Merry Christmas and Happy New Year to all from Jackie and Bob.
Our new year resolution is to improve pompeiiinpictures.com by adding two new areas for the Sarno Canal and for views of all streets. We also want to add more older pictures.
We would love to include pictures such as those taken by Tatiana Warscher before WW2, in particular those of Regio I.2 and I.3 and Regio 7.6. These insulas interest us greatly as they have changed so much over the years.
We would also be interested in any pictures from anywhere in Pompeii that you may have which show houses and features that are no longer there or not now visible.
If we had the use of some of these pictures we could return to Pompeii in the Spring to take a new photograph from exactly the same positions and publish the old and the new next to each other.
The problem with a free site such as ours is that we do not have funds to pay for lots of pictures, however all pictures are published with appropriate credits to their copyright owners.
Can anyone help identify sources where our request may be sympathetically received.
6 comments:
Well, the Oplontis Project has been scanning all of the archival images of the excavations of Villa A. These will, eventually, be made publicly available through our database. But, I will certainly check into the transferal of these onto a more public arena. As the Sarno Canal plows directly through our villa...we can be added to your new category!
The Warscher photos were most bought up by Van der Poel (I believe, because he funded some of her work at Pompeii I think) and are now at the Getty.
Thanks Lea.
Look forward to hearing more.
Thanks Jo.
We did get in touch with the Getty in July 2007 and were informed that they were "currently researching the copyright status of the photographs in this collection, none of which were taken by Vander Poel himself".
We followed this up in July 2008 and were informed they were "still looking into the rights issues".
They also said they did not feel the collection was suitable for our site as the photographs are "primarily close-up shots of architectural details without any surrounding visual context for the shots".

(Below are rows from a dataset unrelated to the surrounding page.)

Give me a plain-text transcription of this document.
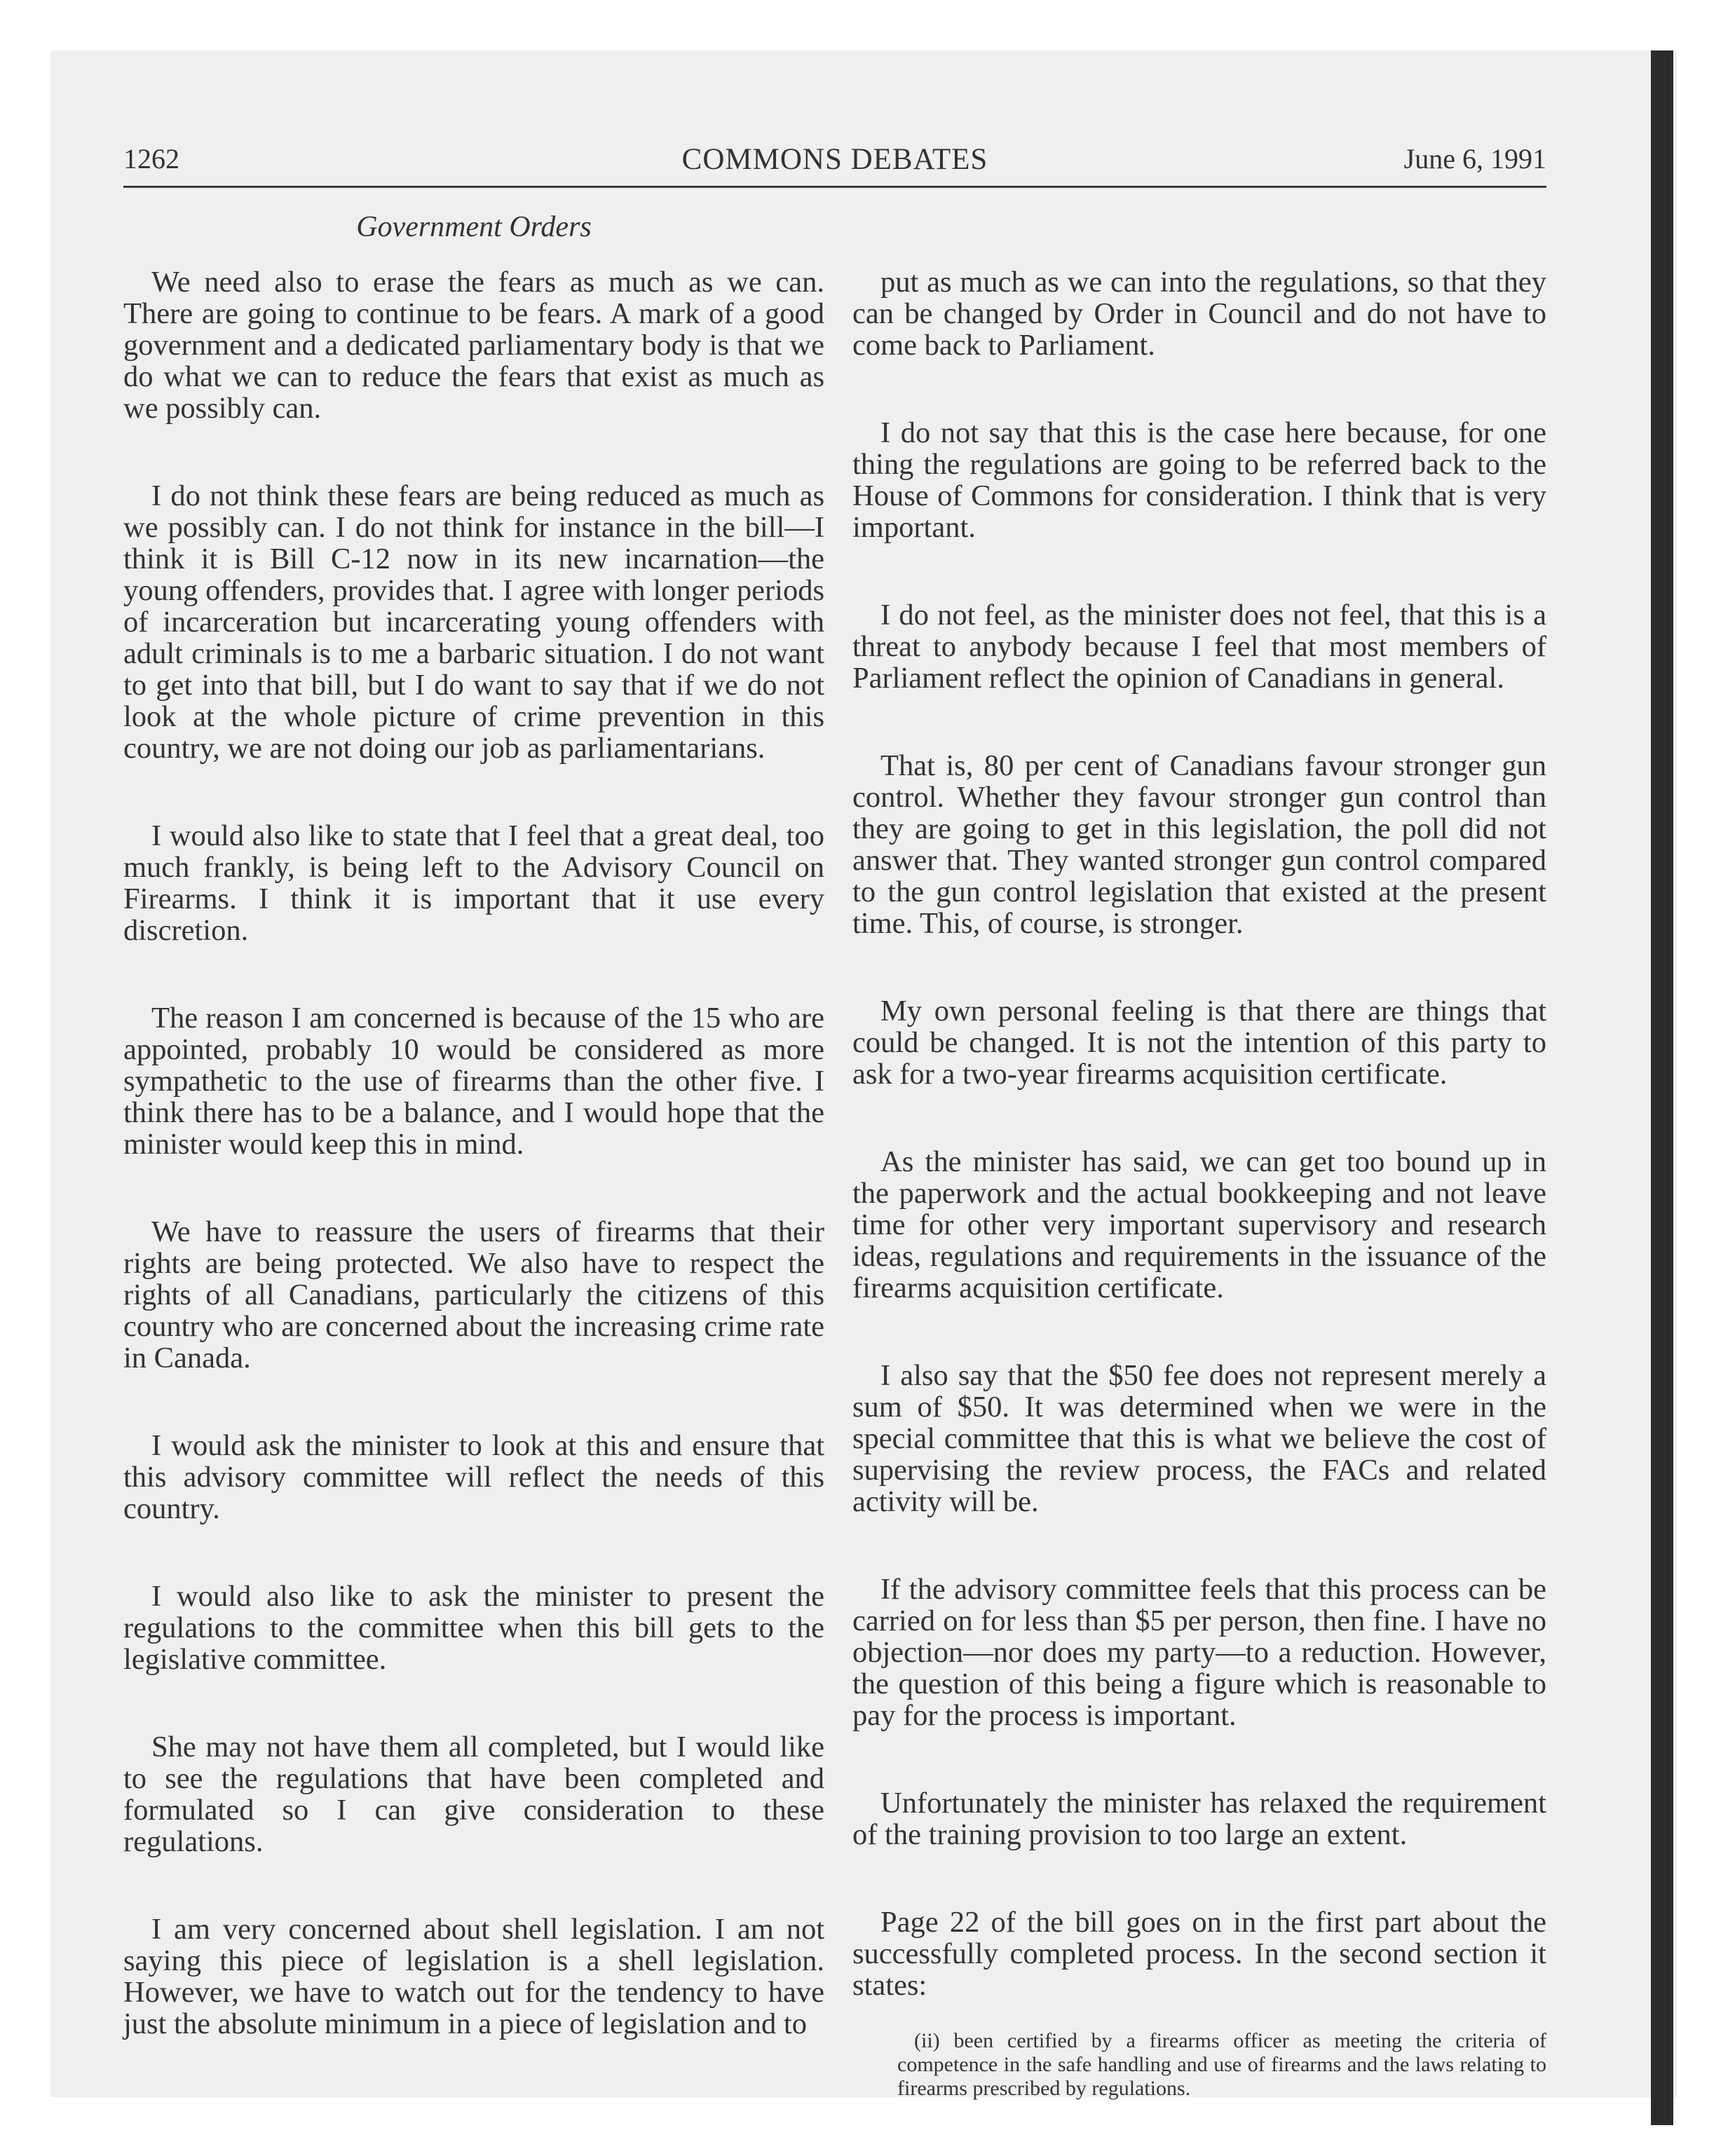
1262	COMMONS DEBATES	June 6, 1991
Government Orders

We need also to erase the fears as much as we can. There are going to continue to be fears. A mark of a good government and a dedicated parliamentary body is that we do what we can to reduce the fears that exist as much as we possibly can.

I do not think these fears are being reduced as much as we possibly can. I do not think for instance in the bill—I think it is Bill C-12 now in its new incarnation—the young offenders, provides that. I agree with longer periods of incarceration but incarcerating young offenders with adult criminals is to me a barbaric situation. I do not want to get into that bill, but I do want to say that if we do not look at the whole picture of crime prevention in this country, we are not doing our job as parliamentarians.

I would also like to state that I feel that a great deal, too much frankly, is being left to the Advisory Council on Firearms. I think it is important that it use every discretion.

The reason I am concerned is because of the 15 who are appointed, probably 10 would be considered as more sympathetic to the use of firearms than the other five. I think there has to be a balance, and I would hope that the minister would keep this in mind.

We have to reassure the users of firearms that their rights are being protected. We also have to respect the rights of all Canadians, particularly the citizens of this country who are concerned about the increasing crime rate in Canada.

I would ask the minister to look at this and ensure that this advisory committee will reflect the needs of this country.

I would also like to ask the minister to present the regulations to the committee when this bill gets to the legislative committee.

She may not have them all completed, but I would like to see the regulations that have been completed and formulated so I can give consideration to these regulations.

I am very concerned about shell legislation. I am not saying this piece of legislation is a shell legislation. However, we have to watch out for the tendency to have just the absolute minimum in a piece of legislation and to

put as much as we can into the regulations, so that they can be changed by Order in Council and do not have to come back to Parliament.

I do not say that this is the case here because, for one thing the regulations are going to be referred back to the House of Commons for consideration. I think that is very important.

I do not feel, as the minister does not feel, that this is a threat to anybody because I feel that most members of Parliament reflect the opinion of Canadians in general.

That is, 80 per cent of Canadians favour stronger gun control. Whether they favour stronger gun control than they are going to get in this legislation, the poll did not answer that. They wanted stronger gun control compared to the gun control legislation that existed at the present time. This, of course, is stronger.

My own personal feeling is that there are things that could be changed. It is not the intention of this party to ask for a two-year firearms acquisition certificate.

As the minister has said, we can get too bound up in the paperwork and the actual bookkeeping and not leave time for other very important supervisory and research ideas, regulations and requirements in the issuance of the firearms acquisition certificate.

I also say that the $50 fee does not represent merely a sum of $50. It was determined when we were in the special committee that this is what we believe the cost of supervising the review process, the FACs and related activity will be.

If the advisory committee feels that this process can be carried on for less than $5 per person, then fine. I have no objection—nor does my party—to a reduction. However, the question of this being a figure which is reasonable to pay for the process is important.

Unfortunately the minister has relaxed the requirement of the training provision to too large an extent.

Page 22 of the bill goes on in the first part about the successfully completed process. In the second section it states:

(ii) been certified by a firearms officer as meeting the criteria of competence in the safe handling and use of firearms and the laws relating to firearms prescribed by regulations.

Does anyone have any up to date information or has seen the collection and can verify the comments made or suggest possible contacts or approaches?
Merry Christmas
Jackie and Bob in 39 DegreeC Oz.
I've never seen the photos, but I've discussed them with Laurentino Garcia y Garcia (who worked with Van der Poel). Van der Poel funded Warscher's work in Pompeii, but she was kept away from any of the 'new' Maiuri excavations and worked mainly in the areas that had been uncovered years before and were in bad condition. I understand that the photos document details, and are not overviews of the excavations (so the Getty are right about that). I think you need a trip to Los Angeles!
Thanks Jo and Laurentino.
When you next speak to Laurentino Garcia y Garcia you can let him know that Jackie really loves his Danni di guerra a Pompei. Its her favourite Pompei book and she really agrees with and feels the "dolorosa" in the subtitle and the similar comments he makes in the text. It shows just what we would like to achieve with old photographs. Many of the old photographs shown were taken by Tatiana Warscher.
Regios I.2, I.3 and VII.6 that we mentioned in our original post were badly bombed or earthquake damaged and a lot has been lost. If the other Warscher photographs are similar in style or content to those used by Laurentino Garcia y Garcia in his book then they might show features that are not there now and we think would make an interesting addition to the existing pictures on pompeiiinpictures.com.
As Eric Poehler said in his recent interview (thanks for the kind words Eric) we record the whole house including including bare masonry walls. Any photographs that fill in the detail, show a wall before it was bare or even show now absent walls, are of interest to us and to those using our web site.
Our coverage of Pompeii is wider than most, and anything and everything Pompeian is therefore of interest to us. We will eventually reschedule our deferred 2007 trip to the Getty, but in the meantime we would still love to hear from anyone about any older photographs or drawings of features no longer visible or of artefacts no longer in situ.
Jackie and Bob
A completely random search on the web - just a shot in the dark about the excavations in Bottaro in the 1930s - revealed an inventory of the van der Poel archive:
http://www.oac.cdlib.org/data/13030/81/kt3s202081/files/kt3s202081.pdf
Search the (huge) document for Warscher or head down to page 130 for her papers.
Hope this is useful to you... it looks good.